Conclusions: There is a high level of variability in the ORCHA scores of DHIs across different health care domains. This suggests that there is an urgent need to improve compliance with best practices in some health care areas. Possible explanations for the observed differences might include varied market maturity and commercial interests within the different health care domains. More investment to support the development of higher-quality DHIs in areas such as ophthalmology, allergy, women’s health, sexual health, and dental care may be needed.

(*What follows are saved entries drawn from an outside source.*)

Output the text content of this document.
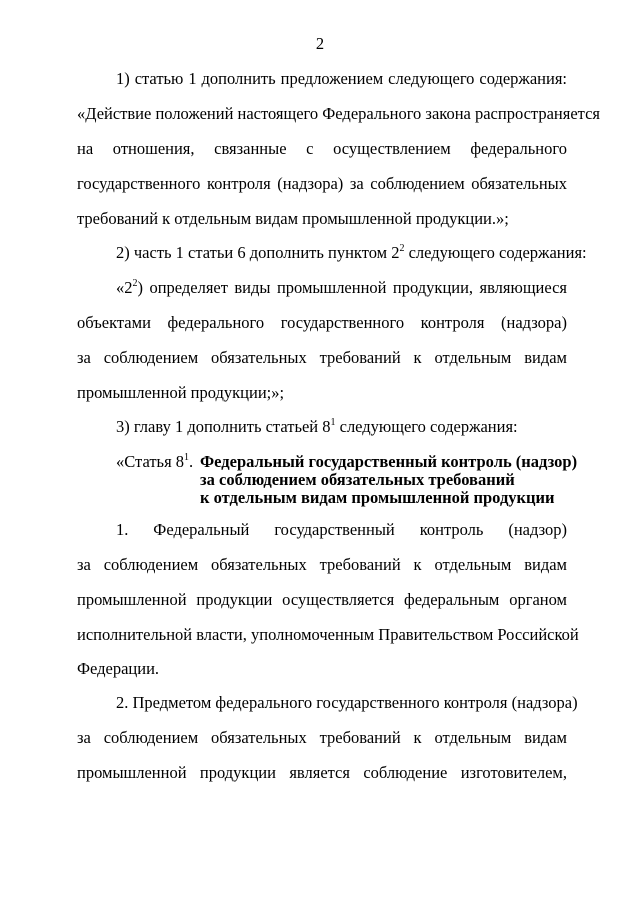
2
1) статью 1 дополнить предложением следующего содержания:
«Действие положений настоящего Федерального закона распространяется
на отношения, связанные с осуществлением федерального
государственного контроля (надзора) за соблюдением обязательных
требований к отдельным видам промышленной продукции.»;
2) часть 1 статьи 6 дополнить пунктом $2^2$ следующего содержания:
«$2^2$) определяет виды промышленной продукции, являющиеся
объектами федерального государственного контроля (надзора)
за соблюдением обязательных требований к отдельным видам
промышленной продукции;»;
3) главу 1 дополнить статьей $8^1$ следующего содержания:
«Статья $8^1$. Федеральный государственный контроль (надзор)
за соблюдением обязательных требований
к отдельным видам промышленной продукции
1. Федеральный государственный контроль (надзор)
за соблюдением обязательных требований к отдельным видам
промышленной продукции осуществляется федеральным органом
исполнительной власти, уполномоченным Правительством Российской
Федерации.
2. Предметом федерального государственного контроля (надзора)
за соблюдением обязательных требований к отдельным видам
промышленной продукции является соблюдение изготовителем,
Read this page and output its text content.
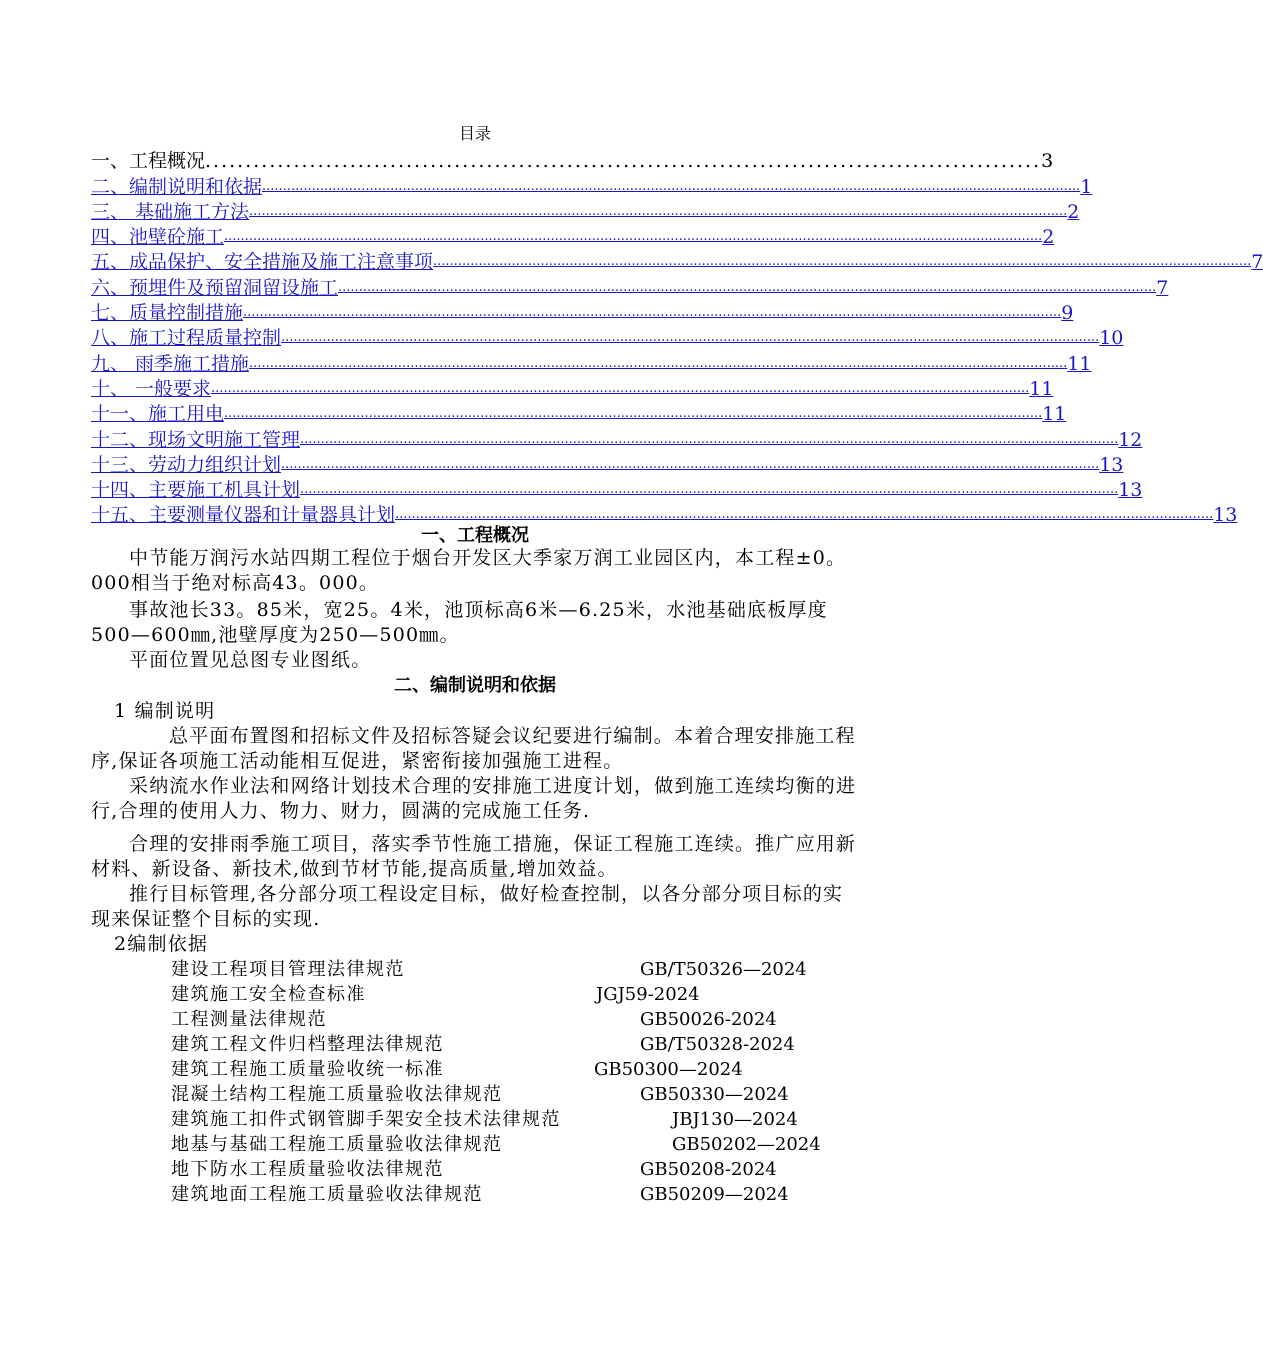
目录
一、工程概况 ........................................................................................................ 3
二、编制说明和依据 ...................................................................................................................................................................................................... 1
三、 基础施工方法 ...................................................................................................................................................................................................... 2
四、池壁砼施工 ...................................................................................................................................................................................................... 2
五、成品保护、安全措施及施工注意事项 ...................................................................................................................................................................................................... 7
六、预埋件及预留洞留设施工 ...................................................................................................................................................................................................... 7
七、质量控制措施 ...................................................................................................................................................................................................... 9
八、施工过程质量控制 ...................................................................................................................................................................................................... 10
九、 雨季施工措施 ...................................................................................................................................................................................................... 11
十、 一般要求 ...................................................................................................................................................................................................... 11
十一、施工用电 ...................................................................................................................................................................................................... 11
十二、现场文明施工管理 ...................................................................................................................................................................................................... 12
十三、劳动力组织计划 ...................................................................................................................................................................................................... 13
十四、主要施工机具计划 ...................................................................................................................................................................................................... 13
十五、主要测量仪器和计量器具计划 ...................................................................................................................................................................................................... 13
一、工程概况
中节能万润污水站四期工程位于烟台开发区大季家万润工业园区内，本工程±0。000相当于绝对标高43。000。
事故池长33。85米，宽25。4米，池顶标高6米—6.25米，水池基础底板厚度500—600㎜,池壁厚度为250—500㎜。
平面位置见总图专业图纸。
二、编制说明和依据
1 编制说明
总平面布置图和招标文件及招标答疑会议纪要进行编制。本着合理安排施工程序,保证各项施工活动能相互促进，紧密衔接加强施工进程。
采纳流水作业法和网络计划技术合理的安排施工进度计划，做到施工连续均衡的进行,合理的使用人力、物力、财力，圆满的完成施工任务.
合理的安排雨季施工项目，落实季节性施工措施，保证工程施工连续。推广应用新材料、新设备、新技术,做到节材节能,提高质量,增加效益。
推行目标管理,各分部分项工程设定目标，做好检查控制，以各分部分项目标的实现来保证整个目标的实现.
2编制依据
建设工程项目管理法律规范	GB/T50326—2024
建筑施工安全检查标准	JGJ59-2024
工程测量法律规范	GB50026-2024
建筑工程文件归档整理法律规范	GB/T50328-2024
建筑工程施工质量验收统一标准	GB50300—2024
混凝土结构工程施工质量验收法律规范	GB50330—2024
建筑施工扣件式钢管脚手架安全技术法律规范	JBJ130—2024
地基与基础工程施工质量验收法律规范	GB50202—2024
地下防水工程质量验收法律规范	GB50208-2024
建筑地面工程施工质量验收法律规范	GB50209—2024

JMIR Mhealth Uhealth 2023;11:e47043

doi:10.2196/47043

Keywords



According to a report from 2021 [1], there were more than 350,000 digital health interventions (DHIs) available in the app stores. And in 2020, more than 91,000 DHIs had been added to app stores, which amounts to 251 DHIs per day (on average). Moreover, searches for DHIs within app stores have also increased [2]. A potential catalyst for this could have been the COVID-19 pandemic and restricted access to incumbent services. Nevertheless, these findings clearly indicate that the public has a great interest in the use of DHIs.

However, some of these DHIs may contain harmful content. For example, a study from 2016 [3] conducted a systematic assessment of suicide prevention and deliberate self-harm mobile apps. The study found that some of the apps encouraged risky behaviors, such as the uptake of drugs. Similarly, reviews across different health care domains have demonstrated that many DHIs raise safety, security, or data privacy (DP) concerns [4-8], include incomplete or misleading medical information [9,10], or have not been supported by sufficient scientific evidence [5,6,11]. This indicates that the assessment of DHIs for adherence to best practice standards is critical to ensuring user safety and DHI’s effectiveness, as well as allowing health care professionals to confidently recommend DHIs to clients or patients.

Previous systematic reviews have shown that there are numerous existing assessments for DHI evaluation by experts and users that encompass a large number of heterogenous assessment criteria [12-17]. However, many assessment frameworks demonstrate shortcomings, such as being limited to DHIs in a particular health care domain [12], not including important assessment areas such as DP [12], or being focused on health care professionals without providing meaningful insights to end users [18]. Assessment that addresses these issues, including disease-independent criteria across key areas and making assessment results easily accessible to end users, is needed.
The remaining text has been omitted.